Spring Cleaning: Our Things, Ourselves
I may be the quintessential candidate for hiring a home-organizing guru. Reuniting with a third-grade classmate on Facebook recently, I find what she most remembers about me is my messy desk. Some habits, I’ve always believed, are ingrained. Then I met Gal Yaguri.
Gal (pronounced gull) knew better. She came into my cluttered home office without judgment or pity, and got to work organizing what was visible on the outside while understanding deeply what was inside me. She helped me get past my shame for the messiness, transforming the space and me at the same time.
Later, when my father-in-law passed away suddenly from Covid, our family hired Gal to clear out his apartment. She asked many questions about Seymour, and about the life he’d lived in that space. I found myself recounting story after story, as she connected physical objects with the emotional pain of our loss. It turns out that she approaches this work as if it were a holy task, just as one might perform a tahara, the Jewish ritual cleansing of the deceased.
Juxtaposed against the austere, minimalist vibe of Marie Kondo’s organizing principles, Gal Yaguri’s work feels like a decidedly Jewish approach to helping her clients create harmony in their lives and living spaces. Her New York-based company, Balaboste (www.balaboste.com) reflects an identity with deep Jewish and feminist roots, forginga path between the sacred and mundane that can even make organizing a file cabinet feel strangely spiritual.
There is a connection between Gal’s desire to help others sweep clean and her childhood in Israel, where preparing for Passover meant embracing the ancient Jewish practice of a thorough cleansing of the home. Today it remains her favorite time of year.

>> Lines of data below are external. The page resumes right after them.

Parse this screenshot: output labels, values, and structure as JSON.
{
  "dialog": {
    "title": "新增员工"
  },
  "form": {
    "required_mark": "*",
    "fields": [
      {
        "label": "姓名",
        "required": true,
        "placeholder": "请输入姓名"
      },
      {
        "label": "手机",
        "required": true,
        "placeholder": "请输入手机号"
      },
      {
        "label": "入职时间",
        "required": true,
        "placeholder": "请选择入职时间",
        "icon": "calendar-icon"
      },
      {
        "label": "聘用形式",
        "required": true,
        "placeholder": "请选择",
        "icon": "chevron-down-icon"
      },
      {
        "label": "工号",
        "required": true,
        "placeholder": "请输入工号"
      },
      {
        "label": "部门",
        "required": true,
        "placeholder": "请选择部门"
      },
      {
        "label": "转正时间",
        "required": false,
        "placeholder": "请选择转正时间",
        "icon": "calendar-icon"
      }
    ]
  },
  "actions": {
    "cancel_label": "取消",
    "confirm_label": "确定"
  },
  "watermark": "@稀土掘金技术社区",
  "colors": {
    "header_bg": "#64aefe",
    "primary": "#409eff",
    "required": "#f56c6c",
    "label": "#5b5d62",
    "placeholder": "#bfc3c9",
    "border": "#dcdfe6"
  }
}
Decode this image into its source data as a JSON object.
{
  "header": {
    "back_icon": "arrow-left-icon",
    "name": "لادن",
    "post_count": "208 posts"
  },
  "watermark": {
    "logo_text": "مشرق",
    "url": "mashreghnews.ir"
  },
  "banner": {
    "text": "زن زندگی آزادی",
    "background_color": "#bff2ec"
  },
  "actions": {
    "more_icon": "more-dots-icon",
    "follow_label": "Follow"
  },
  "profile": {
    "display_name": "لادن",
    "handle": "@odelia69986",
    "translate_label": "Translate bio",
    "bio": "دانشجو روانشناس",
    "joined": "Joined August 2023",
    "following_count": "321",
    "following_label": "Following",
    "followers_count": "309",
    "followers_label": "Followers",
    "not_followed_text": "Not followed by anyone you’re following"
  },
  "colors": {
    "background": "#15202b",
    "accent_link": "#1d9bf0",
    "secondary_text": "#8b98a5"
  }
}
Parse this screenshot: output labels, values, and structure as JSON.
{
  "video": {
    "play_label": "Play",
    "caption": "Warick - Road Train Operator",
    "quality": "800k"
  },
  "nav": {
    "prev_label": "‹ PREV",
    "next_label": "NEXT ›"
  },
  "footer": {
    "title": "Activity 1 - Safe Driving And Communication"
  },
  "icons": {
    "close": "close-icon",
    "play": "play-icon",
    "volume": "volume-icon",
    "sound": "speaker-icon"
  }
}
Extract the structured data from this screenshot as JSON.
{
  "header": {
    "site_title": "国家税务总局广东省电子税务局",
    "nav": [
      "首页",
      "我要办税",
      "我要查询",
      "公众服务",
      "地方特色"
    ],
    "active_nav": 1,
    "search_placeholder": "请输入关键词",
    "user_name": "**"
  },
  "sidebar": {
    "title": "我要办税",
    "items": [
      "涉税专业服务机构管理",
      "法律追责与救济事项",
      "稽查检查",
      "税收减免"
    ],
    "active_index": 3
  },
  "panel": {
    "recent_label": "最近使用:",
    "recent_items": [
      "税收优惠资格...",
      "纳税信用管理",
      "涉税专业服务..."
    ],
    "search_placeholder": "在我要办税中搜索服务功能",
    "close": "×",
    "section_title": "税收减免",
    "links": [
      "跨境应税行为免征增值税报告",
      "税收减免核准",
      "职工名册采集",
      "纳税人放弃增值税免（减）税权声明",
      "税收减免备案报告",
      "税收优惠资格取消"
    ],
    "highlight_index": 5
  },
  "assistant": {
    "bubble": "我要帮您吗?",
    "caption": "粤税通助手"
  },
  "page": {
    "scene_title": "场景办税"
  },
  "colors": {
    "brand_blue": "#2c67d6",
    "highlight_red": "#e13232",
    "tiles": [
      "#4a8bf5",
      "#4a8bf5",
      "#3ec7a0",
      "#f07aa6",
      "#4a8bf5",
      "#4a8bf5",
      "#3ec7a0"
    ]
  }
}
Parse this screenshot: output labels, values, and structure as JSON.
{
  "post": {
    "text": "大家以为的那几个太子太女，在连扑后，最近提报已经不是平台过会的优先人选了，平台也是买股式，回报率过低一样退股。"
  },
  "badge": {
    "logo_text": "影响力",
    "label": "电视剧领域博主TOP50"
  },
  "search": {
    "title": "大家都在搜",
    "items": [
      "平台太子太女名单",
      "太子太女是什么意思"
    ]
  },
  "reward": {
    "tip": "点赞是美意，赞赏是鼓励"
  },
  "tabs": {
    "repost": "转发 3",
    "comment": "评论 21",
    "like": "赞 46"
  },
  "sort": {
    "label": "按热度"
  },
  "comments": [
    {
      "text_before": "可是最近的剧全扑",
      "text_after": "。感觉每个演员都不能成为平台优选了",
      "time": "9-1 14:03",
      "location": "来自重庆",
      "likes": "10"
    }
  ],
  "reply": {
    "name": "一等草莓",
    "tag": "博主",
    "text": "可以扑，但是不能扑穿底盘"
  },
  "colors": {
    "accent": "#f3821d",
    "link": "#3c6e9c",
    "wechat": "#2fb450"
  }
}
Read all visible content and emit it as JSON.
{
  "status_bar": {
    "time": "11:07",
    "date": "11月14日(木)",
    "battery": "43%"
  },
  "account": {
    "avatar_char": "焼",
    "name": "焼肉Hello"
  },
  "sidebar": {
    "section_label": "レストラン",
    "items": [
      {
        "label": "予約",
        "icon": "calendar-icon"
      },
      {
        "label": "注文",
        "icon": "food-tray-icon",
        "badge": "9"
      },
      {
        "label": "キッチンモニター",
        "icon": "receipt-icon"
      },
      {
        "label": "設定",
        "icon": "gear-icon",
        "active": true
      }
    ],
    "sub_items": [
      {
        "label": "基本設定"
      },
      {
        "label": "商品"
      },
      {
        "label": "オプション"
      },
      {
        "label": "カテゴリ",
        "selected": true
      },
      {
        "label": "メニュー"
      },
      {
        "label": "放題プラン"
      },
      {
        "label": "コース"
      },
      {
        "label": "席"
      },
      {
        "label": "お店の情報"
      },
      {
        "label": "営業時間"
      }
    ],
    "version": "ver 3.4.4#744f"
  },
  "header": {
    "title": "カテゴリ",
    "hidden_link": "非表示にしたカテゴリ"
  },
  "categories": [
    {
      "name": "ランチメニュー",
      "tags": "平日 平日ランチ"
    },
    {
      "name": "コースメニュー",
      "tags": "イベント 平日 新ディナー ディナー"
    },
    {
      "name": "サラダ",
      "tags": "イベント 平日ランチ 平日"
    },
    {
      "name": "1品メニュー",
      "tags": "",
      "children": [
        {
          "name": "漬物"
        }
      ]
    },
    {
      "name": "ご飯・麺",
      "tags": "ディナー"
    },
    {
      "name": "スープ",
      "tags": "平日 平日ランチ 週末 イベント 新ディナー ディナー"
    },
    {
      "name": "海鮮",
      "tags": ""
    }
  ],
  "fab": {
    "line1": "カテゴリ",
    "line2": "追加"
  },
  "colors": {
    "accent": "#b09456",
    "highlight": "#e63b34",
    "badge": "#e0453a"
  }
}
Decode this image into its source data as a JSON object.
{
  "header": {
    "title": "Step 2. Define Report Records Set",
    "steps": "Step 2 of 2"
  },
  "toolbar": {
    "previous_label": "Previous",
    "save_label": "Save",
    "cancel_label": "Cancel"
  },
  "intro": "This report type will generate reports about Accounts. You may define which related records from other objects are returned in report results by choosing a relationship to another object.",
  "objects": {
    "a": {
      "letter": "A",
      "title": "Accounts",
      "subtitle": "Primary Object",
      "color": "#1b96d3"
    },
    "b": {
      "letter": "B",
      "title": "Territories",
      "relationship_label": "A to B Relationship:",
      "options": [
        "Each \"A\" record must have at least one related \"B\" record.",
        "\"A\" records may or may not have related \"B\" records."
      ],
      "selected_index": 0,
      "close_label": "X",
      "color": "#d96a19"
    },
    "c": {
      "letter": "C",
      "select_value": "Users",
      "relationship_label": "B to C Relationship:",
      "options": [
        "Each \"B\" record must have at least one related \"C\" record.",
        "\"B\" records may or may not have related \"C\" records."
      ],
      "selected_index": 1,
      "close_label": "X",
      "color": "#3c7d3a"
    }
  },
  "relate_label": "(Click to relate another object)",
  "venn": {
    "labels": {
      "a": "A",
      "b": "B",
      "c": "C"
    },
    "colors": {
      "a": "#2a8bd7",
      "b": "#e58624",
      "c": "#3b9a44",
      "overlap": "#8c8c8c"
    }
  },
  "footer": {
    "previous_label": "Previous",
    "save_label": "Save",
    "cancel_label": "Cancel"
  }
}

Gal’s childhood was influenced by her grandparents, whom she would visit for weeks at a time during the summers. Her grandmother Miriam (Savta Yashka) was born in Lithuania in 1913, joined a local Zionist organization in her teens, and in 1933, at 20, made aliyah; her parents perished in the Holocaust. Miriam participated in the first cohort trained and certified as early-learning educators in Israel and was a kindergarten teacher for over three decades. When her grandchildren visited, they saw Miriam as the queen of her domain, singing while she baked, putting on make-up and dressing up, all the while organizing her home and family, keeping everyone close.
Today, Gal’s mother refers to her youngest daughter as a balaboste, the one who most embodies the special qualities of Miriam, Savta Yashka. “To me, the word represents a persona with a ton of personality. It is also a state of mind,” says Yaguri. “The term itself (which is spelled and pronounced differently depending on how your grandmother used to say it) is a Yiddish word most commonly used by Ashkenazi Jews. It refers to a “home owner” or master of the house; in Hebrew it’s a gendered adjective associated with male (ba’al ha-ba’it). The word balaboste (ba’lat ha-ba’it or bala-boste) allows the woman to be the ‘owner of the home’ – and, taking it a step further, owner of her life.”
She believes a changing season is the ideal time for letting go of one’s own personal chametz, the excess stuff that holds us back. Springtime is when her business is busiest. “I can think of so many reasons why spring is the prime season to clean and cleanse: as nature awakens from its winter sleep and a new season begins, so can we. Spring cleaning offers us an opportunity for an annual renewal. We can also rid ourselves of the excess winter layering, the heaviness, the things we no longer need. I believe our homes and offices are sacred spaces, and are a reflection of who we are. Therefore, the potential for change is always right in front of us.”
And sometimes one simply needs the help of a balaboste to get there.